How long might it take?
The time table for an expected practice sale varies on a number of factors. There is no hard and fast rule as to how long it may take. The process begins at the time that an owner agrees to list the practice with a buyer and ends with the final closing and document signing. Given all this the general wisdom is that a practice could be actively on the market for six months to a year. Many factors with undoubtedly prolong the process. Chief among these is the location of your practice. Practices in smaller towns take longer to sell. The number of practices in the area is limited. This means that the practice will have to be an ideal fit in terms of facility as well as a fit in the locale. Larger cities give a buyer more options among potential practices within the same general area. To a lesser degree, practices that are in older facilities or have older equipment will gather less attention from potential buyers. The higher number of potential buyers that view a practice, the quicker it will sell. Updating to newer systems, especially digital systems a few years before selling with increase the number of potential buyers willing to consider your practice.

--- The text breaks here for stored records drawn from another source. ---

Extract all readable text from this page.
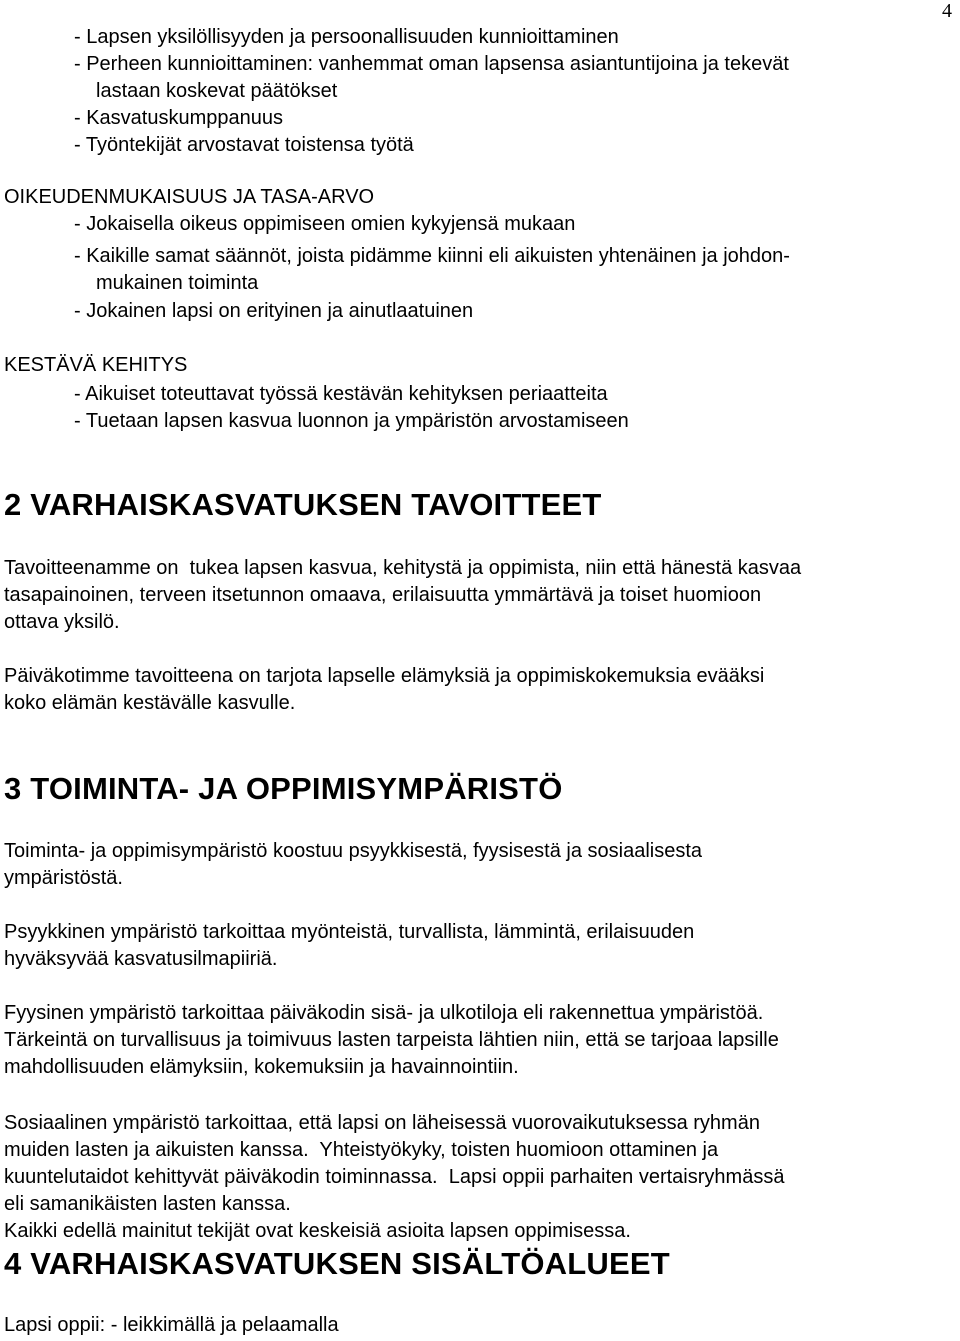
4
- Lapsen yksilöllisyyden ja persoonallisuuden kunnioittaminen
- Perheen kunnioittaminen: vanhemmat oman lapsensa asiantuntijoina ja tekevät
lastaan koskevat päätökset
- Kasvatuskumppanuus
- Työntekijät arvostavat toistensa työtä
OIKEUDENMUKAISUUS JA TASA-ARVO
- Jokaisella oikeus oppimiseen omien kykyjensä mukaan
- Kaikille samat säännöt, joista pidämme kiinni eli aikuisten yhtenäinen ja johdon-
mukainen toiminta
- Jokainen lapsi on erityinen ja ainutlaatuinen
KESTÄVÄ KEHITYS
- Aikuiset toteuttavat työssä kestävän kehityksen periaatteita
- Tuetaan lapsen kasvua luonnon ja ympäristön arvostamiseen
2 VARHAISKASVATUKSEN TAVOITTEET
Tavoitteenamme on  tukea lapsen kasvua, kehitystä ja oppimista, niin että hänestä kasvaa
tasapainoinen, terveen itsetunnon omaava, erilaisuutta ymmärtävä ja toiset huomioon
ottava yksilö.
Päiväkotimme tavoitteena on tarjota lapselle elämyksiä ja oppimiskokemuksia evääksi
koko elämän kestävälle kasvulle.
3 TOIMINTA- JA OPPIMISYMPÄRISTÖ
Toiminta- ja oppimisympäristö koostuu psyykkisestä, fyysisestä ja sosiaalisesta
ympäristöstä.
Psyykkinen ympäristö tarkoittaa myönteistä, turvallista, lämmintä, erilaisuuden
hyväksyvää kasvatusilmapiiriä.
Fyysinen ympäristö tarkoittaa päiväkodin sisä- ja ulkotiloja eli rakennettua ympäristöä.
Tärkeintä on turvallisuus ja toimivuus lasten tarpeista lähtien niin, että se tarjoaa lapsille
mahdollisuuden elämyksiin, kokemuksiin ja havainnointiin.
Sosiaalinen ympäristö tarkoittaa, että lapsi on läheisessä vuorovaikutuksessa ryhmän
muiden lasten ja aikuisten kanssa.  Yhteistyökyky, toisten huomioon ottaminen ja
kuuntelutaidot kehittyvät päiväkodin toiminnassa.  Lapsi oppii parhaiten vertaisryhmässä
eli samanikäisten lasten kanssa.
Kaikki edellä mainitut tekijät ovat keskeisiä asioita lapsen oppimisessa.
4 VARHAISKASVATUKSEN SISÄLTÖALUEET
Lapsi oppii: - leikkimällä ja pelaamalla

How long it will take necessarily?
First, assuming that there is a buyer who is willing to put in an offer and a seller willing to accept the remaining steps are financing and contract agreement. Financing rarely happens with out a loan from a bank. If bank financing is involved in the practice sale there is a due diligence period that the bank undergoes before they can underwrite the loan. In general, this may take a little as two weeks. However, this depends on the bank receiving all necessary financial documents from both parties. Given this, the expectation should be to have the practice funded and closed a month or two after an offer has been made on the practice. Finally, the Asset Purchase agreement is negotiated and finalized. Negotiations around the terms of the final contract will take less time than bank underwriting. This is accelerated if parties prioritize diligent and prompt communication. The predominant factor that delays completion the process is the parties themselves.